As a well-characterized NSAID, diclofenac’s safety profile is extensively documented in the literature. Key concerns for any long-term or preventive use would include:
- Cardiovascular risk: Increased risk of myocardial infarction and stroke with prolonged use
- Gastrointestinal toxicity: Ulceration, bleeding, and perforation risk
- Hepatotoxicity: Rare but serious idiosyncratic liver injury (onset typically >1–3 months)
- Renal impairment: Risk of nephrotoxicity with chronic use
- Drug interactions: Significant interactions with anticoagulants, antihypertensives, lithium, methotrexate, and other NSAIDs
These risks strongly argue against repurposing diclofenac as a preventive agent in asymptomatic populations with OA susceptibility.
Conclusion and Next Steps
Decision: Hold
Rationale: The TxGNN prediction of diclofenac for “osteoarthritis susceptibility” conflates treatment efficacy with preventive potential. While diclofenac is a proven first-line therapy for established osteoarthritis (already an approved indication), there is no clinical evidence supporting its use to prevent OA development in genetically susceptible individuals. The well-known cardiovascular, GI, hepatic, and renal risks of chronic NSAID use make this an unfavorable risk–benefit profile for preventive application.
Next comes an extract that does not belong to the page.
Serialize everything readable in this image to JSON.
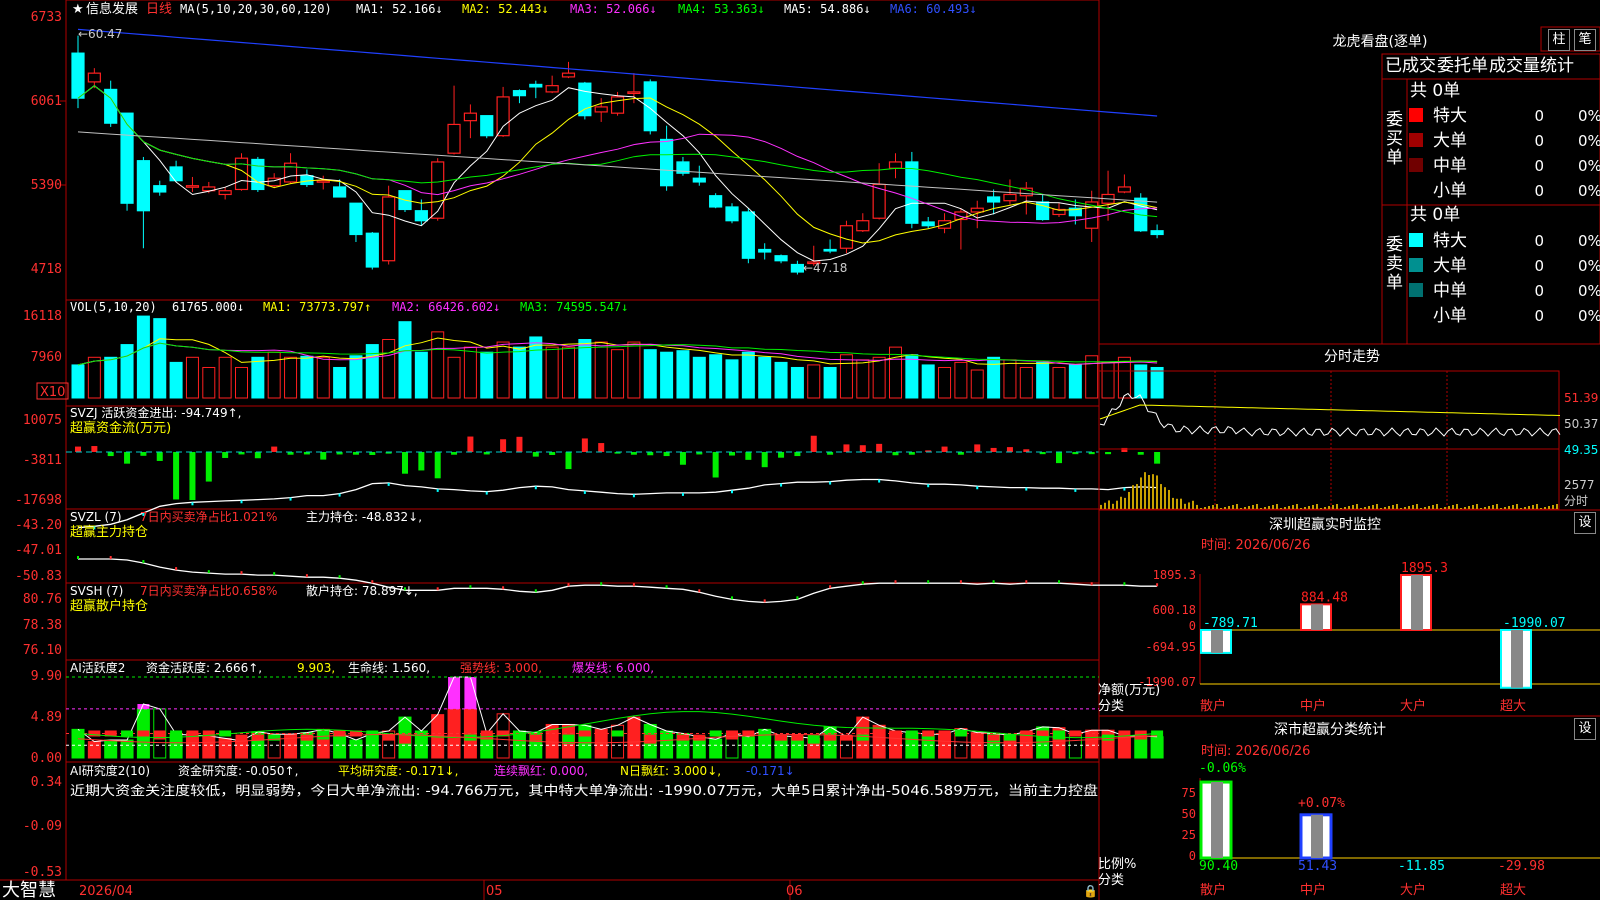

The remaining novel predictions (Ranks 3–6, 8–10) are rare genetic disorders with no mechanistic rationale for COX inhibition.
To proceed, the following is needed:
- Preclinical evidence demonstrating that COX inhibition can modify OA disease initiation (not just symptom management)
- Epidemiological studies evaluating whether chronic NSAID users have lower OA incidence
- Risk–benefit analysis for long-term diclofenac use in asymptomatic populations
- Identification of biomarkers that could define a target population where preventive benefit outweighs known NSAID risks
- DrugBank ID confirmation and detailed MOA data to close existing data gaps
Disclaimer
This content is for research purposes only and does not constitute medical advice. Clinical validation is required before any clinical application.